Intel’s HPC CPU and GPU strategy will meld into one with the introduction of the server-focussed Falcon Shores XPU some time in 2024. The heterogenous chip carries a number of tiles purposed for either x86 CPU or Xe GPU computing, with the exact mix dictated by market demands and large-scale customer specifics.
Announced in February, some more information on Falcon Shores was disseminated during this week’s ISC High Performance event in Hamburg, Germany.
Flexibility meets performance
Flexibility is absolutely key to Falcon Shores. Intel envisages a mix-and-match approach with the ambitious aim of increasing performance per watt, compute density and memory capacity by a factor of five when compared to ‘current platforms in February 2022,’ presumably Ice Lake-based Xeons.
Fitting into the same socket as Xeons, Falcon Shores is based on the premise that GPU-type workloads such as AI and inferencing are becoming more relevant and prevalent in the server and HPC space, and traditional CPU die space needs to be re-examined. The best way of doing so, Intel reckons, is to architect a do-it-all chip composed of many smaller, task-specific tiles. Worker ants serving a colony, if you will.
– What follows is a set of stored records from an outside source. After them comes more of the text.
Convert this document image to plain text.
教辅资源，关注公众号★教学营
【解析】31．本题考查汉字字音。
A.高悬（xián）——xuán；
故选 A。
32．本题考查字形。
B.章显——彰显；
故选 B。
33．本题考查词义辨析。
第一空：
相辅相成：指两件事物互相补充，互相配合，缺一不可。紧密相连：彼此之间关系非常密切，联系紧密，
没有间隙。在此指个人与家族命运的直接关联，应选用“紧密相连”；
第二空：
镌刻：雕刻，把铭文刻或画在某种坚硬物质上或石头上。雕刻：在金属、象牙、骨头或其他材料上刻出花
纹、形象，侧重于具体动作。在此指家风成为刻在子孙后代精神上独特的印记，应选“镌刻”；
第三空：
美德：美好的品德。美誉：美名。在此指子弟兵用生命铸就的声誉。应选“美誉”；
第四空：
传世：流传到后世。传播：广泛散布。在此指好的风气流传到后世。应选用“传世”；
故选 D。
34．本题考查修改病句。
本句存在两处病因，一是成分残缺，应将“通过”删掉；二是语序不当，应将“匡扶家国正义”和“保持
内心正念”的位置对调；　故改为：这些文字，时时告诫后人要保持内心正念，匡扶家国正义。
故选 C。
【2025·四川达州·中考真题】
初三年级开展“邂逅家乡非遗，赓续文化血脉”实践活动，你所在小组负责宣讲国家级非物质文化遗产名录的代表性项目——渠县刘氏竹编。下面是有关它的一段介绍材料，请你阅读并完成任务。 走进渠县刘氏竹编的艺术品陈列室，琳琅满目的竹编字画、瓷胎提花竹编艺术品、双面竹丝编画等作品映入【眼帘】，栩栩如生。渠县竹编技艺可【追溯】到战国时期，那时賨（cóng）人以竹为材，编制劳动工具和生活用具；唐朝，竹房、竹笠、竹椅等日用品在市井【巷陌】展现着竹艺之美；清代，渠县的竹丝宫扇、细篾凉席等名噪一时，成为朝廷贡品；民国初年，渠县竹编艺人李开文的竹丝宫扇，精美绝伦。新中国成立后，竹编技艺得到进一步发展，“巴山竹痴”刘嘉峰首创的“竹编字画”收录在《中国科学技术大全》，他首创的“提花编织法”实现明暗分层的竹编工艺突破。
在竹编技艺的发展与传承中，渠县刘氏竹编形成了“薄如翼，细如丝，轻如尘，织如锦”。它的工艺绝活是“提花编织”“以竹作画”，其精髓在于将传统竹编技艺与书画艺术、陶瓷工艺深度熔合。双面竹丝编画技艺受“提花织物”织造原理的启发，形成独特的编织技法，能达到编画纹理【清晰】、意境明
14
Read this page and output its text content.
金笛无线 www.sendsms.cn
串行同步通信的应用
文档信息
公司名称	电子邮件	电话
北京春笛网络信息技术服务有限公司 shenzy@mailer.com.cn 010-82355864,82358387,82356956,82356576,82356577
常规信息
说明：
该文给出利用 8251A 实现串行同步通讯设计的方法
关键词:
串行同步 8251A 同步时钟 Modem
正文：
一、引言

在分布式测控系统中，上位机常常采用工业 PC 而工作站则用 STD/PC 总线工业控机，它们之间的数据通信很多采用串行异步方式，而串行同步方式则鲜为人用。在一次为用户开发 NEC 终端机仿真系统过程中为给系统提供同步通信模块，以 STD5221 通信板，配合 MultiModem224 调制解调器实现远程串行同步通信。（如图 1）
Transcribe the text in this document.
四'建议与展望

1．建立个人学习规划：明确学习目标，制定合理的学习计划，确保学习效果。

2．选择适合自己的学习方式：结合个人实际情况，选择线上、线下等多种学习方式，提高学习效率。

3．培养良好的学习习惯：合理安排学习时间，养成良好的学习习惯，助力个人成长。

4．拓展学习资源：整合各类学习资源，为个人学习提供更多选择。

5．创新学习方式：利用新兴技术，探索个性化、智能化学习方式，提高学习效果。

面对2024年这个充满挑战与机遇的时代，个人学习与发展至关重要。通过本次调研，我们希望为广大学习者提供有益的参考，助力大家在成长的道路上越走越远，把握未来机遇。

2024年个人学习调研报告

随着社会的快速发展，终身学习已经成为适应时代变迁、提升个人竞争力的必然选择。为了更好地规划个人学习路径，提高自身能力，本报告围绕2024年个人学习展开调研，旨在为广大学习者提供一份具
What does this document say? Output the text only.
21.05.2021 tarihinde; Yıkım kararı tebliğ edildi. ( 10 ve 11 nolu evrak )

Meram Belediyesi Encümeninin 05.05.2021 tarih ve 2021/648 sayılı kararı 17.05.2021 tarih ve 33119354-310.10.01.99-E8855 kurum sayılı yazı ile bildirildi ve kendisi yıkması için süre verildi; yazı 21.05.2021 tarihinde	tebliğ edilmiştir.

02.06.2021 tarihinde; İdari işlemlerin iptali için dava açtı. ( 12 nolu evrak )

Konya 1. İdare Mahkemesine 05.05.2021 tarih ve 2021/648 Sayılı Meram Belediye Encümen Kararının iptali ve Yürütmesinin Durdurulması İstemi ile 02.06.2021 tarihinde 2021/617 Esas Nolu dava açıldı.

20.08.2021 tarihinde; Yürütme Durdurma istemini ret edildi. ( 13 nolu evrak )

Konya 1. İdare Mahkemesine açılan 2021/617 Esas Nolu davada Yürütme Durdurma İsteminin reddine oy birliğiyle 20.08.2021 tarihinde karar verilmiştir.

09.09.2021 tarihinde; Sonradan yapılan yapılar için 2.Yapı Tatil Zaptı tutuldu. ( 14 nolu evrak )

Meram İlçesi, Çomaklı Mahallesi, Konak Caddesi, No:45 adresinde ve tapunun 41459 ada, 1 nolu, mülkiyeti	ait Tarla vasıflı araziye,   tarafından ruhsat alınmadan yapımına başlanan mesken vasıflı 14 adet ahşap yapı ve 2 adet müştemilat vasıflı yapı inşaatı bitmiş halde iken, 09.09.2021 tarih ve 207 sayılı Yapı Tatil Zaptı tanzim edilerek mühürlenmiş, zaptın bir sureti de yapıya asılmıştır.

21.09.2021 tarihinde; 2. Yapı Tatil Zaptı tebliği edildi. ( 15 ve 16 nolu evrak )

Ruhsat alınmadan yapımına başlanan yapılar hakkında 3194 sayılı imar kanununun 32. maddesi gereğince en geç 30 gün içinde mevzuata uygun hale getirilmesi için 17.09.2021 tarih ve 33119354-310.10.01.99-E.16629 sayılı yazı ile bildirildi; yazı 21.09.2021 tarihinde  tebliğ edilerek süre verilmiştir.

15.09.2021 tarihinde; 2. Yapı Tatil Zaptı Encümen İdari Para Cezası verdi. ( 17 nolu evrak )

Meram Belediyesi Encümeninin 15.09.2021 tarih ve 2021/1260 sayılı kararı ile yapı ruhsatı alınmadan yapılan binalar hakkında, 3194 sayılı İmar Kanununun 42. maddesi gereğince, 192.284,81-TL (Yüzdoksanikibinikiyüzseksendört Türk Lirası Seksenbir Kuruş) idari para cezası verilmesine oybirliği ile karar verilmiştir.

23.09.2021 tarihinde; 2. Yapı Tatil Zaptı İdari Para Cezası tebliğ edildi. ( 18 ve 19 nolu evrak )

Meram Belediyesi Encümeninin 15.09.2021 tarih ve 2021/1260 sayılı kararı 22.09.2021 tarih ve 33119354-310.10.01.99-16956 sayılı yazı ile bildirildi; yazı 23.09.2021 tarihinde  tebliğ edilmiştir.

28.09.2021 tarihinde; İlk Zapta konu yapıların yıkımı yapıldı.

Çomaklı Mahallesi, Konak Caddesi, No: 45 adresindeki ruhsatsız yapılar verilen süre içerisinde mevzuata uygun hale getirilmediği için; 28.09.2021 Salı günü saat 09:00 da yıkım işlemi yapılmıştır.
A calculated bet of using smaller tiles to make a whole that’s greater than the sum of its parts, is a big one, but it makes sense as building out chips that address a particular use-case or emerging workload ought to be easier and achieved more quickly.
Key to the ambition is packaging technology enabling high-bandwidth, low-latency access between disparate tiles housing CPUs, GPUs, different types of memory and, perhaps, other accelerators. It is likely Intel builds on Foveros technology, though the company has a vast array of interconnect IP at its disposal. Rather more concrete is the understanding of Intel’s use of overarching OneAPI software to tie hardware to applications.
Falcon Shores is an exciting development which ushers in significant opportunity. Effectively a supercomputer node in a single package – this year’s exascale Aurora is built from a mixture of Xeon CPUs and Xe GPUs – we wait with bated breath to see if Intel can achieve lofty >5x goals.